Ces derniers mois ont été l’occasion, pour certains, de passer plus de temps à jouer aux jeux vidéo. Un moyen de tuer l’ennui et de passer des moments conviviaux, à la maison.
“Grâce au jeu, j’ai pu m’évader, trouver des choses positives, gérer et construire une île avec mes enfants.” Émilie vit seule à Brumath avec Valentin, 17 ans, Anastasia et Stanislas, jumeaux âgés de 7 ans. Avant d’être confinée, l’assistante maternelle jouait peu aux jeux vidéo. Mais, depuis qu’elle est en chômage technique, sa Nintendo Switch, console hybride mi-portable mi-salon, offerte à Noël pour toute la famille, sert vraiment. Émilie a même commandé sur internet une variante plus petite et uniquement portable, la Nintendo Switch Lite, pour pouvoir s’amuser à deux endroits différents. “On a augmenté le temps de jeu de toute la famille”, reconnaît-elle.

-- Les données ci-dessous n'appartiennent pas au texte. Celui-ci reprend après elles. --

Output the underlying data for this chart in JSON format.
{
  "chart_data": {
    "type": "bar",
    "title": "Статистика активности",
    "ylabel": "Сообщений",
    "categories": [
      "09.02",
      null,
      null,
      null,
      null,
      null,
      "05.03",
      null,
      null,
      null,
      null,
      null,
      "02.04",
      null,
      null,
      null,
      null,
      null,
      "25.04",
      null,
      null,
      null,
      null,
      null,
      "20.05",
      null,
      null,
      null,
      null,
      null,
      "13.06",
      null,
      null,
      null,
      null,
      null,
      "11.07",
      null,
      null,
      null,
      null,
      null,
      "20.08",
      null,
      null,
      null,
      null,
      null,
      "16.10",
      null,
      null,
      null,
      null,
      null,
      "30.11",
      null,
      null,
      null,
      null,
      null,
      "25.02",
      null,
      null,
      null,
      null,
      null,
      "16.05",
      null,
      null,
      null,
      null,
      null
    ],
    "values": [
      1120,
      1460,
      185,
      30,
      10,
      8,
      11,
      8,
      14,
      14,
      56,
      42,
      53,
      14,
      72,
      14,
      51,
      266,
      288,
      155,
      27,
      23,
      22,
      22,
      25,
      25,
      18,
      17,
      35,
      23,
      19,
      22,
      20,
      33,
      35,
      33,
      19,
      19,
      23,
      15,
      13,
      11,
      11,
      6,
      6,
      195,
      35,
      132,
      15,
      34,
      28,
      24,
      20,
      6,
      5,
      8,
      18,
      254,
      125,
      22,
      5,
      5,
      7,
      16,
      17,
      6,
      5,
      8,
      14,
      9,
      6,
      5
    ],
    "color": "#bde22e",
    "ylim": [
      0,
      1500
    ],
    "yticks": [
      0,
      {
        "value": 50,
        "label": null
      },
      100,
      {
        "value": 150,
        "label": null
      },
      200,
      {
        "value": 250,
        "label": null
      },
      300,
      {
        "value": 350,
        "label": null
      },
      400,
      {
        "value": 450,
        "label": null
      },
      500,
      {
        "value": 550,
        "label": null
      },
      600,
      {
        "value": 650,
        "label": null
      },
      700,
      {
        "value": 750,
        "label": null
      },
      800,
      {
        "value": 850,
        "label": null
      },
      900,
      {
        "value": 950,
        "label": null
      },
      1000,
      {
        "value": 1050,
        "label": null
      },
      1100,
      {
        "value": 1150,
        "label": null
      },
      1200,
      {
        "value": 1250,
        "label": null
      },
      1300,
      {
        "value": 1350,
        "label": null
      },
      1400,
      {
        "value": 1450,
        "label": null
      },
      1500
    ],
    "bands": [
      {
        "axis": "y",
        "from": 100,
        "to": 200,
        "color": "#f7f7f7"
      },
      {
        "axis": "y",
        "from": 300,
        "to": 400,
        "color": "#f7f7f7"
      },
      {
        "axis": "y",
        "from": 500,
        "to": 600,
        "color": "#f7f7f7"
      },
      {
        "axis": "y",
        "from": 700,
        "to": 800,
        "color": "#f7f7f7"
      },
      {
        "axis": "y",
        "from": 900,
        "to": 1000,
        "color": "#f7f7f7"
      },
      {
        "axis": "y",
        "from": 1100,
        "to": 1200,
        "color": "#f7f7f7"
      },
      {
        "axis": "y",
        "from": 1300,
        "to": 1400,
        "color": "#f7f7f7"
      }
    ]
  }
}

Le jeu vidéo comme antidépresseur
Sans jardin ni espace extérieur, la cour de récréation était virtuelle. “J’aimais bien le fait de pouvoir parler avec mes amis et cousins à travers le jeu”, raconte Stanislas. “Et puis, à part mes devoirs, je n’avais rien d’autre à faire.” Pour Émilie, la console a littéralement joué le rôle “d'antidépresseur”. C’est surtout auprès d’Animal Crossing qu’elle a trouvé du réconfort avec New Horizons, le dernier opus de la franchise, sorti fort à propos le 23 mars (13 millions d’exemplaires ont été écoulés en six semaines à l’échelle du globe). Depuis le premier épisode, lancé en 2001, cette simulation de vie propose d’emménager dans un village peuplé d’animaux colorés, aux personnalités enjouées. “Dans un premier temps, cela m’a permis d’avoir une échéance, un objectif dans un avenir que je trouvais incertain”, analyse Émilie. Le déconfinement n’a rien changé : pour l’instant, pas de travail, pas d’école. Le nouveau rituel familial est parti pour durer. “Maintenant, je regarde plus souvent l’actualité du jeu vidéo et les promotions pour de nouveaux moments à partager avec mes enfants”, confie la maman.
Trois Bas-Rhinois, Jonathan, Thomas et Vincent se sont lancé un objectif depuis le début du confinement : reproduire leur environnement à l’échelle réelle dans le jeu Minecraft.
Jonathan, alias "DJ00", 20 ans, est en train de reproduire Souffelweyersheim, sa ville natale, dans le jeu vidéo Minecraft. “On construit là où on connaît”, explique l’étudiant en administration publique à Strasbourg. Il admet qu’il n’est normalement pas un gamer. Pourtant, à l’aide de cubes de différentes couleurs et textures, à la manière d’un jeu de construction, il a reproduit le croisement de la rue des Rossignols et de la route de Brumath ainsi que le pont voisin qui enjambe l’autoroute A4. Il se sert de l’application Google Street View comme modèle pour les bâtiments qu’il construits.